A criminal sentence must be procedurally reasonable. United States v. Chu, 714 F.3d 742, 746 (2d Cir. 2013). “A sentence is procedurally unreasonable if the district court fails to calculate ․ the Sentencing Guidelines range, ․ fails to consider the § 3553(a) factors, ․ or fails adequately to explain the chosen sentence.” United States v. Aldeen, 792 F.3d 247, 251 (2d Cir. 2015) (internal quotation marks omitted). Because Lloyd did not object at sentencing to the court’s alleged procedural errors, we review his challenge for plain error. See Parisi, 821 F.3d at 349.

B. Application

First, Lloyd argues that his sentence is procedurally unreasonable because the district court failed to calculate his sentencing range under the U.S. Sentencing Guidelines Manual (“Guidelines”). “We ․ ordinarily require a sentencing judge to put her Guidelines calculations on the record.” United States v. Fernandez, 443 F.3d 19, 29 (2d Cir. 2006), abrogated on other grounds by Rita v. United States, 551 U.S. 338, 127 S.Ct. 2456, 168 L.Ed.2d 203 (2007). The district court did not state the Guidelines calculation on the record; we conclude, however, that this was not plain error because the failure did not affect Lloyd’s substantial rights. See Irving, 554 F.3d at 78 (holding a plain error must affect substantial rights to warrant reversal). Probation calculated Lloyd’s Guidelines range and included it in the Report, which also discussed and considered factors relevant to Lloyd’s sentence.

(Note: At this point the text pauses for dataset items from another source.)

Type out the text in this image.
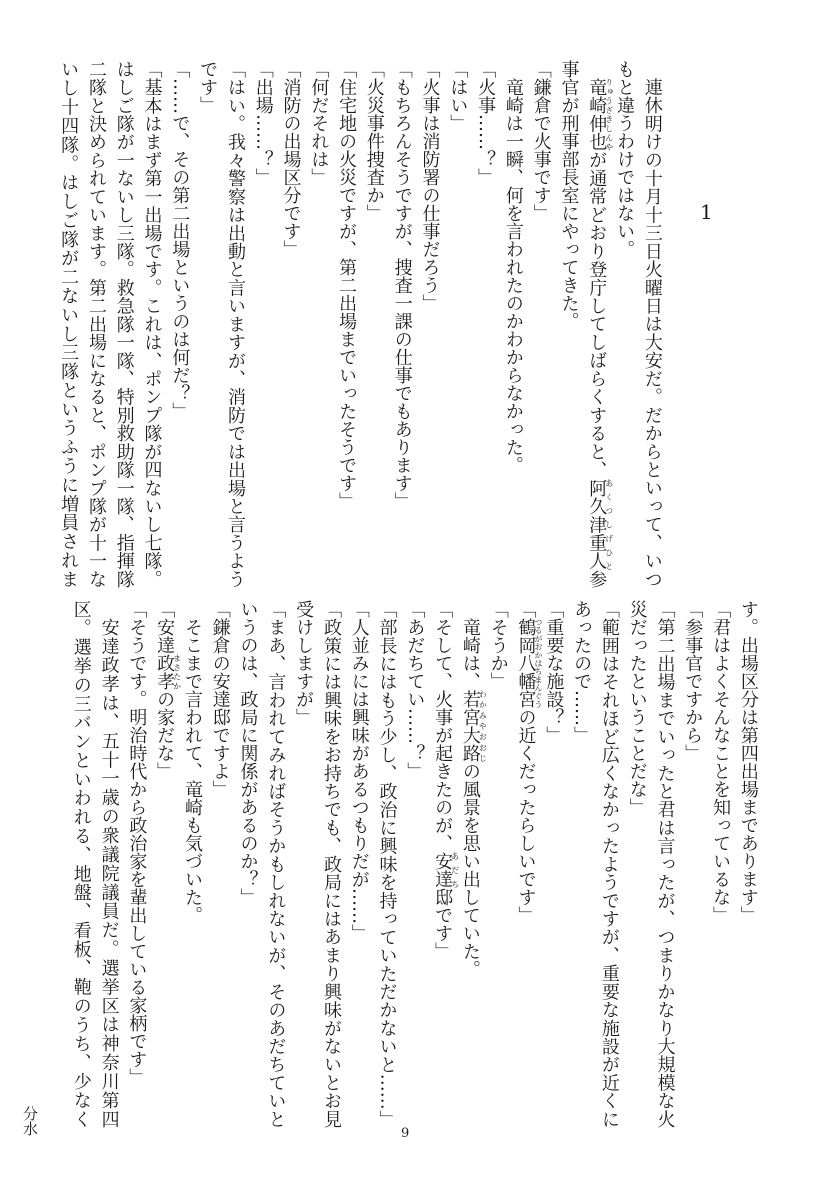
1
連休明けの十月十三日火曜日は大安だ。だからといって、いつ
もと違うわけではない。
竜崎伸也
りゅうざきしんや
が通常どおり登庁してしばらくすると、阿久津重人
あくつしげひと
参
事官が刑事部長室にやってきた。
「鎌倉で火事です」
竜崎は一瞬、何を言われたのかわからなかった。
「火事……？」
「はい」
「火事は消防署の仕事だろう」
「もちろんそうですが、捜査一課の仕事でもあります」
「火災事件捜査か」
「住宅地の火災ですが、第二出場までいったそうです」
「何だそれは」
「消防の出場区分です」
「出場……？」
「はい。我々警察は出動と言いますが、消防では出場と言うよう
です」
「……で、その第二出場というのは何だ？」
「基本はまず第一出場です。これは、ポンプ隊が四ないし七隊。
はしご隊が一ないし三隊。救急隊一隊、特別救助隊一隊、指揮隊
二隊と決められています。第二出場になると、ポンプ隊が十一な
いし十四隊。はしご隊が二ないし三隊というふうに増員されま
す。出場区分は第四出場まであります」
「君はよくそんなことを知っているな」
「参事官ですから」
「第二出場までいったと君は言ったが、つまりかなり大規模な火
災だったということだな」
「範囲はそれほど広くなかったようですが、重要な施設が近くに
あったので……」
「重要な施設？」
「鶴岡八幡宮
つるがおかはちまんぐう
の近くだったらしいです」
「そうか」
竜崎は、若宮大路
わかみやおおじ
の風景を思い出していた。
「そして、火事が起きたのが、安達
あだち
邸です」
「あだちてい……？」
「部長にはもう少し、政治に興味を持っていただかないと……」
「人並みには興味があるつもりだが……」
「政策には興味をお持ちでも、政局にはあまり興味がないとお見
受けしますが」
「まあ、言われてみればそうかもしれないが、そのあだちていと
いうのは、政局に関係があるのか？」
「鎌倉の安達邸ですよ」
そこまで言われて、竜崎も気づいた。
「安達政孝
まさたか
の家だな」
「そうです。明治時代から政治家を輩出している家柄です」
安達政孝は、五十一歳の衆議院議員だ。選挙区は神奈川第四
区。選挙の三バンといわれる、地盤、看板、鞄のうち、少なく
分水	9
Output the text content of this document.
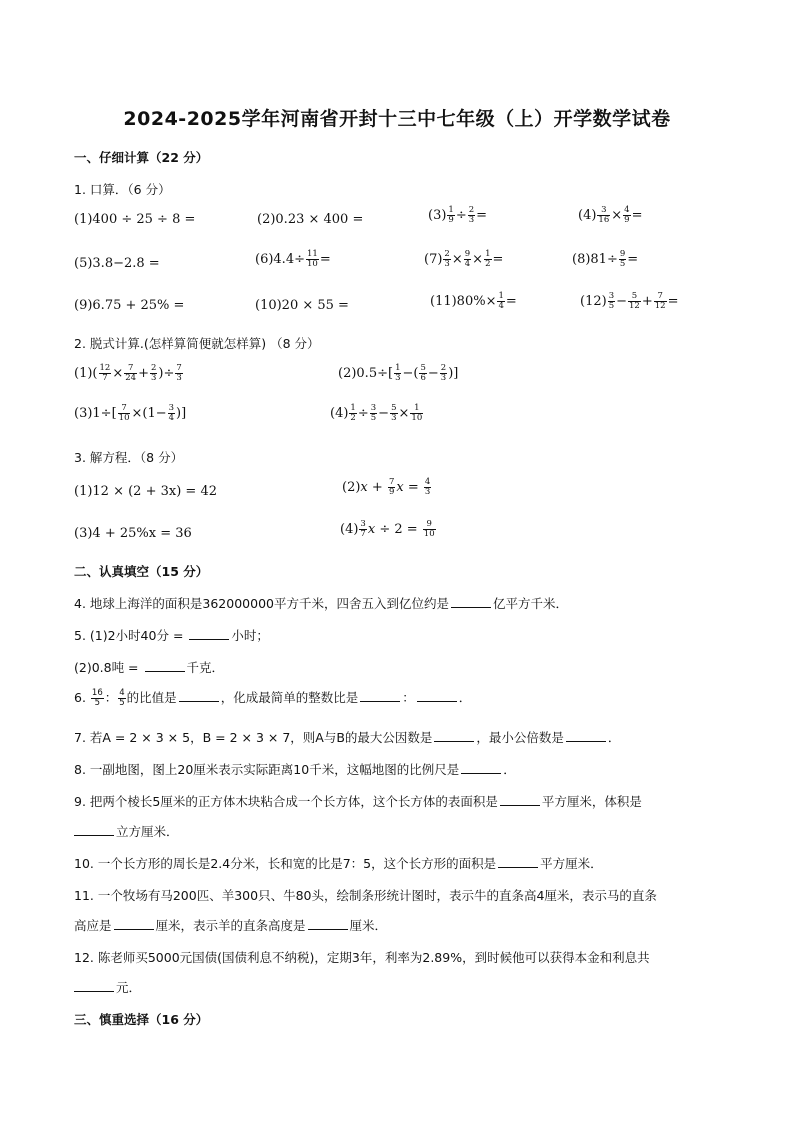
2024-2025学年河南省开封十三中七年级（上）开学数学试卷
一、仔细计算（22 分）
1. 口算．（6 分）
(1)400 ÷ 25 ÷ 8 =	(2)0.23 × 400 =	$(3) \frac{1}{9} \div \frac{2}{3}$ =	$(4) \frac{3}{16} \times \frac{4}{9}$ =
(5)3.8−2.8 =	$(6)4.4\div \frac{11}{10}$ =	$(7) \frac{2}{3} \times \frac{9}{4} \times \frac{1}{2}$ =	$(8)81\div \frac{9}{5}$ =
(9)6.75 + 25% =	(10)20 × 55 =	$(11)80\%\times \frac{1}{4}$ =	$(12) \frac{3}{5} - \frac{5}{12} + \frac{7}{12}$ =
2. 脱式计算.(怎样算简便就怎样算) （8 分）
$(1)( \frac{12}{7} \times \frac{7}{24} + \frac{2}{3}$ )÷ $\frac{7}{3}$	$(2)0.5\div[ \frac{1}{3}$ −( $\frac{5}{6} - \frac{2}{3}$ )]
$(3)1\div[ \frac{7}{10} \times(1- \frac{3}{4}$ )]	$(4) \frac{1}{2} \div \frac{3}{5} - \frac{5}{3} \times \frac{1}{10}$
3. 解方程．（8 分）
(1)12 × (2 + 3x) = 42	$(2)x + \frac{7}{9}$ $x = \frac{4}{3}$
(3)4 + 25%x = 36	$(4) \frac{3}{7}$ $x \div 2 = \frac{9}{10}$
二、认真填空（15 分）
4. 地球上海洋的面积是362000000平方千米，四舍五入到亿位约是	亿平方千米．
5. (1)2小时40分 =	小时；
(2)0.8吨 =	千克．
6. $\frac{16}{5}$ ： $\frac{4}{5}$ 的比值是	，化成最简单的整数比是	：	．
7. 若A = 2 × 3 × 5，B = 2 × 3 × 7，则A与B的最大公因数是	，最小公倍数是	．
8. 一副地图，图上20厘米表示实际距离10千米，这幅地图的比例尺是	．
9. 把两个棱长5厘米的正方体木块粘合成一个长方体，这个长方体的表面积是	平方厘米，体积是
立方厘米．
10. 一个长方形的周长是2.4分米，长和宽的比是7：5，这个长方形的面积是	平方厘米．
11. 一个牧场有马200匹、羊300只、牛80头，绘制条形统计图时，表示牛的直条高4厘米，表示马的直条
高应是	厘米，表示羊的直条高度是	厘米．
12. 陈老师买5000元国债(国债利息不纳税)，定期3年，利率为2.89%，到时候他可以获得本金和利息共
元．
三、慎重选择（16 分）
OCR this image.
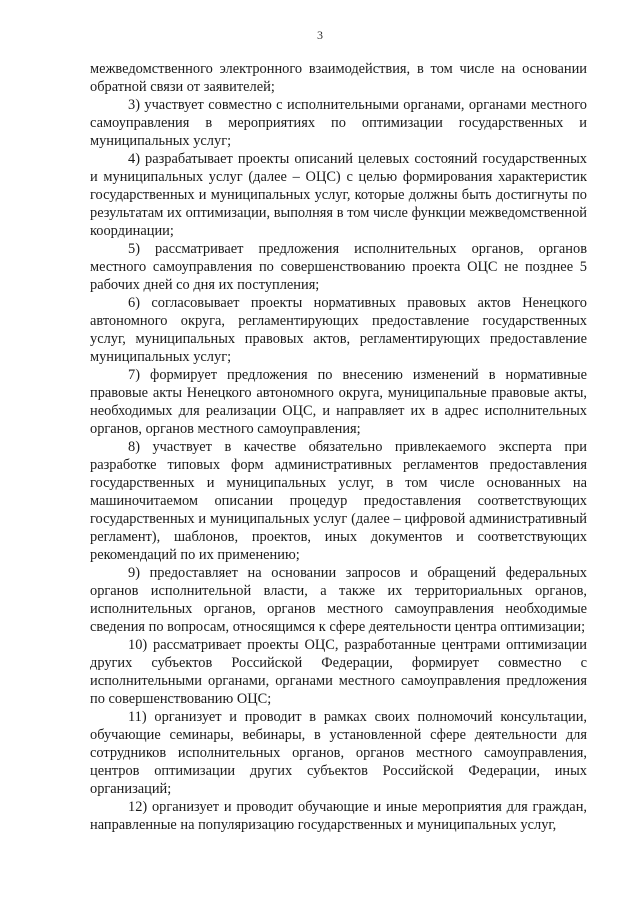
3

межведомственного электронного взаимодействия, в том числе на основании обратной связи от заявителей;

3) участвует совместно с исполнительными органами, органами местного самоуправления в мероприятиях по оптимизации государственных и муниципальных услуг;

4) разрабатывает проекты описаний целевых состояний государственных и муниципальных услуг (далее – ОЦС) с целью формирования характеристик государственных и муниципальных услуг, которые должны быть достигнуты по результатам их оптимизации, выполняя в том числе функции межведомственной координации;

5) рассматривает предложения исполнительных органов, органов местного самоуправления по совершенствованию проекта ОЦС не позднее 5 рабочих дней со дня их поступления;

6) согласовывает проекты нормативных правовых актов Ненецкого автономного округа, регламентирующих предоставление государственных услуг, муниципальных правовых актов, регламентирующих предоставление муниципальных услуг;

7) формирует предложения по внесению изменений в нормативные правовые акты Ненецкого автономного округа, муниципальные правовые акты, необходимых для реализации ОЦС, и направляет их в адрес исполнительных органов, органов местного самоуправления;

8) участвует в качестве обязательно привлекаемого эксперта при разработке типовых форм административных регламентов предоставления государственных и муниципальных услуг, в том числе основанных на машиночитаемом описании процедур предоставления соответствующих государственных и муниципальных услуг (далее – цифровой административный регламент), шаблонов, проектов, иных документов и соответствующих рекомендаций по их применению;

9) предоставляет на основании запросов и обращений федеральных органов исполнительной власти, а также их территориальных органов, исполнительных органов, органов местного самоуправления необходимые сведения по вопросам, относящимся к сфере деятельности центра оптимизации;

10) рассматривает проекты ОЦС, разработанные центрами оптимизации других субъектов Российской Федерации, формирует совместно с исполнительными органами, органами местного самоуправления предложения по совершенствованию ОЦС;

11) организует и проводит в рамках своих полномочий консультации, обучающие семинары, вебинары, в установленной сфере деятельности для сотрудников исполнительных органов, органов местного самоуправления, центров оптимизации других субъектов Российской Федерации, иных организаций;

12) организует и проводит обучающие и иные мероприятия для граждан, направленные на популяризацию государственных и муниципальных услуг,
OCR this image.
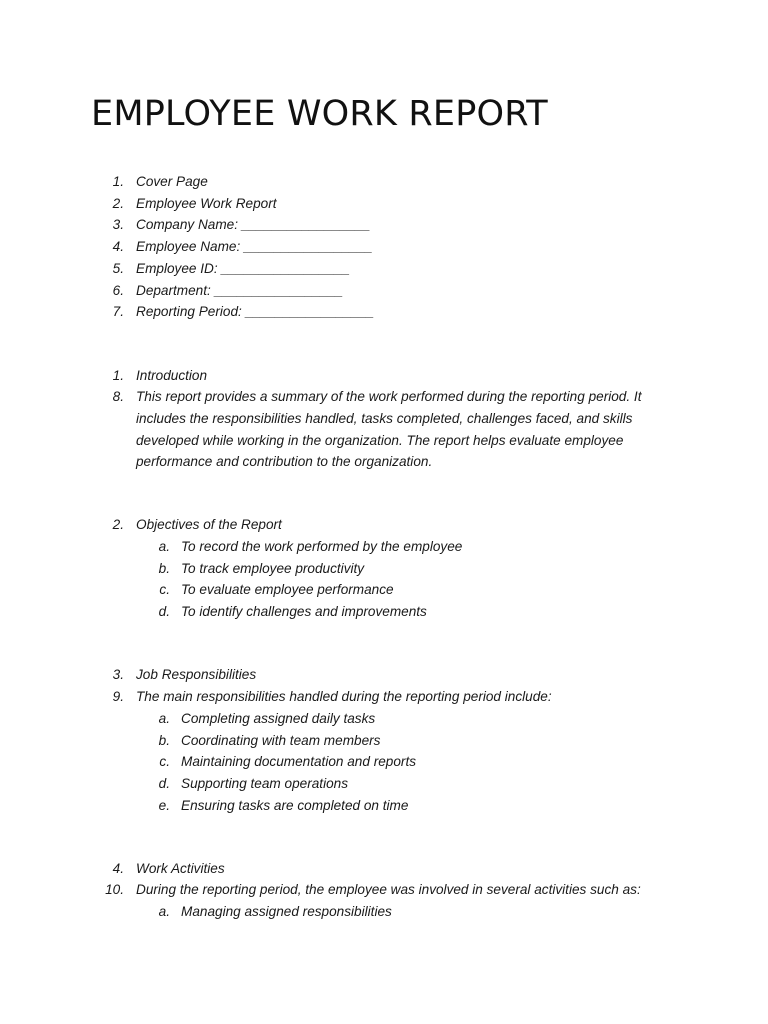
EMPLOYEE WORK REPORT
1. Cover Page
2. Employee Work Report
3. Company Name: _________________
4. Employee Name: _________________
5. Employee ID: _________________
6. Department: _________________
7. Reporting Period: _________________
1. Introduction
8. This report provides a summary of the work performed during the reporting period. It
includes the responsibilities handled, tasks completed, challenges faced, and skills
developed while working in the organization. The report helps evaluate employee
performance and contribution to the organization.
2. Objectives of the Report
a. To record the work performed by the employee
b. To track employee productivity
c. To evaluate employee performance
d. To identify challenges and improvements
3. Job Responsibilities
9. The main responsibilities handled during the reporting period include:
a. Completing assigned daily tasks
b. Coordinating with team members
c. Maintaining documentation and reports
d. Supporting team operations
e. Ensuring tasks are completed on time
4. Work Activities
10. During the reporting period, the employee was involved in several activities such as:
a. Managing assigned responsibilities
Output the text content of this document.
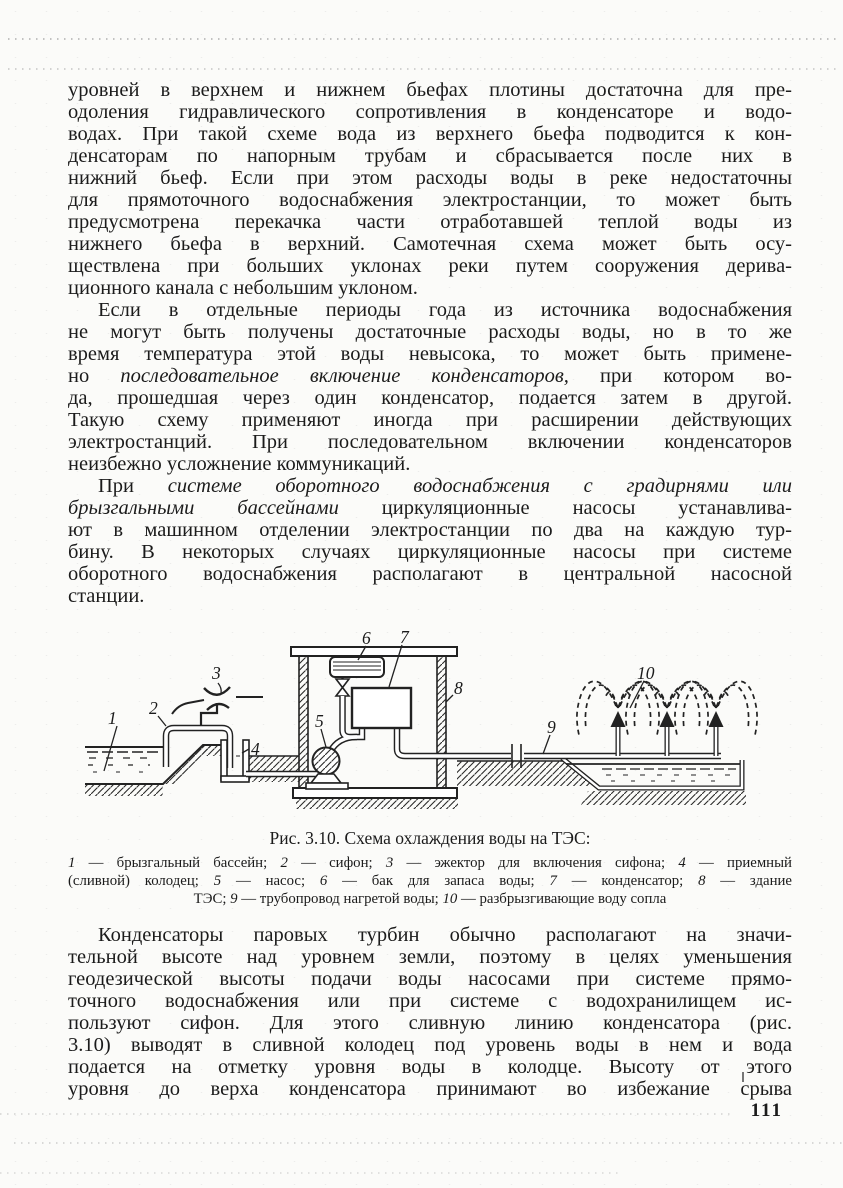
уровней в верхнем и нижнем бьефах плотины достаточна для пре-
одоления гидравлического сопротивления в конденсаторе и водо-
водах. При такой схеме вода из верхнего бьефа подводится к кон-
денсаторам по напорным трубам и сбрасывается после них в
нижний бьеф. Если при этом расходы воды в реке недостаточны
для прямоточного водоснабжения электростанции, то может быть
предусмотрена перекачка части отработавшей теплой воды из
нижнего бьефа в верхний. Самотечная схема может быть осу-
ществлена при больших уклонах реки путем сооружения дерива-
ционного канала с небольшим уклоном.
Если в отдельные периоды года из источника водоснабжения
не могут быть получены достаточные расходы воды, но в то же
время температура этой воды невысока, то может быть примене-
но последовательное включение конденсаторов, при котором во-
да, прошедшая через один конденсатор, подается затем в другой.
Такую схему применяют иногда при расширении действующих
электростанций. При последовательном включении конденсаторов
неизбежно усложнение коммуникаций.
При системе оборотного водоснабжения с градирнями или
брызгальными бассейнами циркуляционные насосы устанавлива-
ют в машинном отделении электростанции по два на каждую тур-
бину. В некоторых случаях циркуляционные насосы при системе
оборотного водоснабжения располагают в центральной насосной
станции.
1 2
3
4
5
6 7
8
9
10
Рис. 3.10. Схема охлаждения воды на ТЭС:
1 — брызгальный бассейн; 2 — сифон; 3 — эжектор для включения сифона; 4 — приемный
(сливной) колодец; 5 — насос; 6 — бак для запаса воды; 7 — конденсатор; 8 — здание
ТЭС; 9 — трубопровод нагретой воды; 10 — разбрызгивающие воду сопла
Конденсаторы паровых турбин обычно располагают на значи-
тельной высоте над уровнем земли, поэтому в целях уменьшения
геодезической высоты подачи воды насосами при системе прямо-
точного водоснабжения или при системе с водохранилищем ис-
пользуют сифон. Для этого сливную линию конденсатора (рис.
3.10) выводят в сливной колодец под уровень воды в нем и вода
подается на отметку уровня воды в колодце. Высоту от этого
уровня до верха конденсатора принимают во избежание срыва
111
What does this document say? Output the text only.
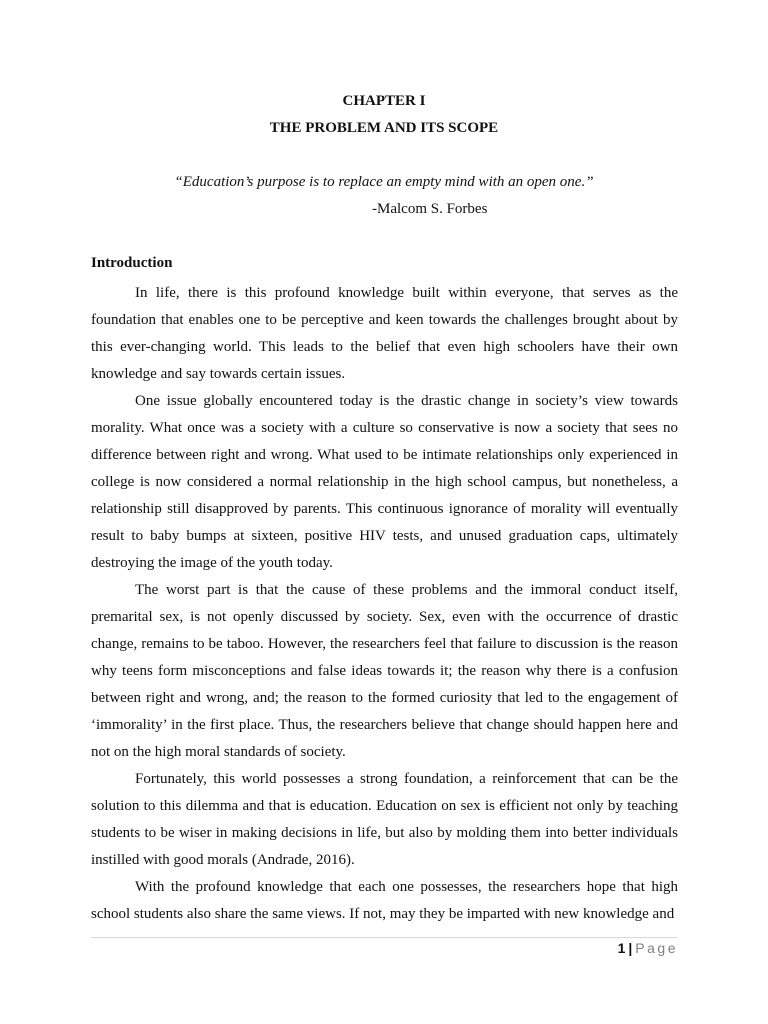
CHAPTER I
THE PROBLEM AND ITS SCOPE
“Education’s purpose is to replace an empty mind with an open one.”
-Malcom S. Forbes
Introduction

In life, there is this profound knowledge built within everyone, that serves as the foundation that enables one to be perceptive and keen towards the challenges brought about by this ever-changing world. This leads to the belief that even high schoolers have their own knowledge and say towards certain issues.

One issue globally encountered today is the drastic change in society’s view towards morality. What once was a society with a culture so conservative is now a society that sees no difference between right and wrong. What used to be intimate relationships only experienced in college is now considered a normal relationship in the high school campus, but nonetheless, a relationship still disapproved by parents. This continuous ignorance of morality will eventually result to baby bumps at sixteen, positive HIV tests, and unused graduation caps, ultimately destroying the image of the youth today.

The worst part is that the cause of these problems and the immoral conduct itself, premarital sex, is not openly discussed by society. Sex, even with the occurrence of drastic change, remains to be taboo. However, the researchers feel that failure to discussion is the reason why teens form misconceptions and false ideas towards it; the reason why there is a confusion between right and wrong, and; the reason to the formed curiosity that led to the engagement of ‘immorality’ in the first place. Thus, the researchers believe that change should happen here and not on the high moral standards of society.

Fortunately, this world possesses a strong foundation, a reinforcement that can be the solution to this dilemma and that is education. Education on sex is efficient not only by teaching students to be wiser in making decisions in life, but also by molding them into better individuals instilled with good morals (Andrade, 2016).

With the profound knowledge that each one possesses, the researchers hope that high school students also share the same views. If not, may they be imparted with new knowledge and

1 | Page
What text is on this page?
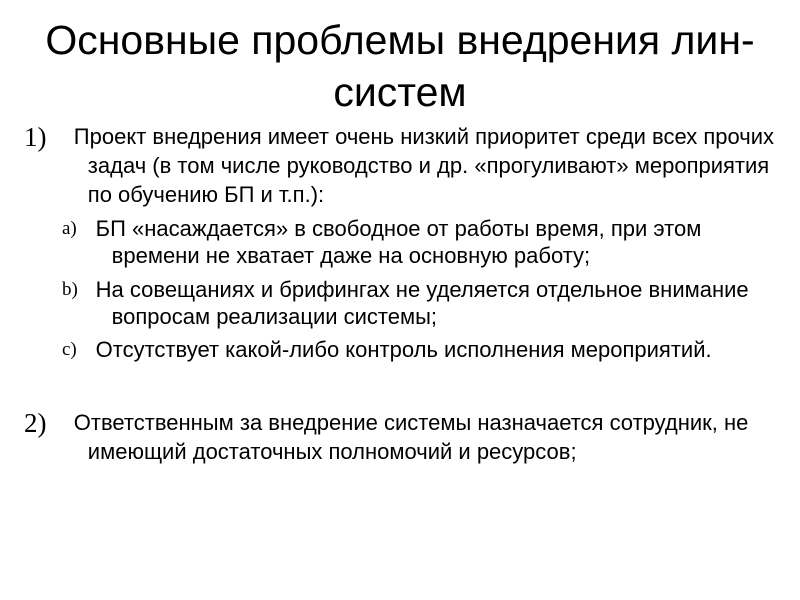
Основные проблемы внедрения лин-систем
1)	Проект внедрения имеет очень низкий приоритет среди всех прочих задач (в том числе руководство и др. «прогуливают» мероприятия по обучению БП и т.п.):
a) БП «насаждается» в свободное от работы время, при этом времени не хватает даже на основную работу;
b) На совещаниях и брифингах не уделяется отдельное внимание вопросам реализации системы;
c) Отсутствует какой-либо контроль исполнения мероприятий.
2)	Ответственным за внедрение системы назначается сотрудник, не имеющий достаточных полномочий и ресурсов;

Moreover, the parties made the court aware that the Guidelines range was above the statutory maximum, and the court imposed a sentence at the statutory maximum. Therefore, the district court’s failure to put its Guidelines range calculation on the record was not plain error.

Second, Lloyd argues that the district court erred by failing to explicitly consider the § 3553(a) factors. We presume, however, that a sentencing judge has considered these factors in the absence of record evidence suggesting otherwise. See Fernandez, 443 F.3d at 30. Here, there is no error because the record shows that the court considered Lloyd’s history and characteristics, and Lloyd has not pointed to any evidence suggesting the court did not consider these factors.

Lastly, Lloyd argues that the court failed to “state its reasons for imposing the particular sentence of supervised release.” Appellant’s Br. at 23 (internal quotation marks and alteration omitted). The district court did not, however, impose a term of supervised release. To the extent Lloyd is arguing that the court failed to explain its reasons for the term of imprisonment, his argument also fails. As stated above, the court explained its reasons for imposing a term of 24 months’ imprisonment.

Accordingly, the district court did not commit plain error in sentencing Lloyd to 24 months’ imprisonment.

* * *

We have considered Lloyd’s remaining arguments and find them to be without merit. Accordingly, we AFFIRM.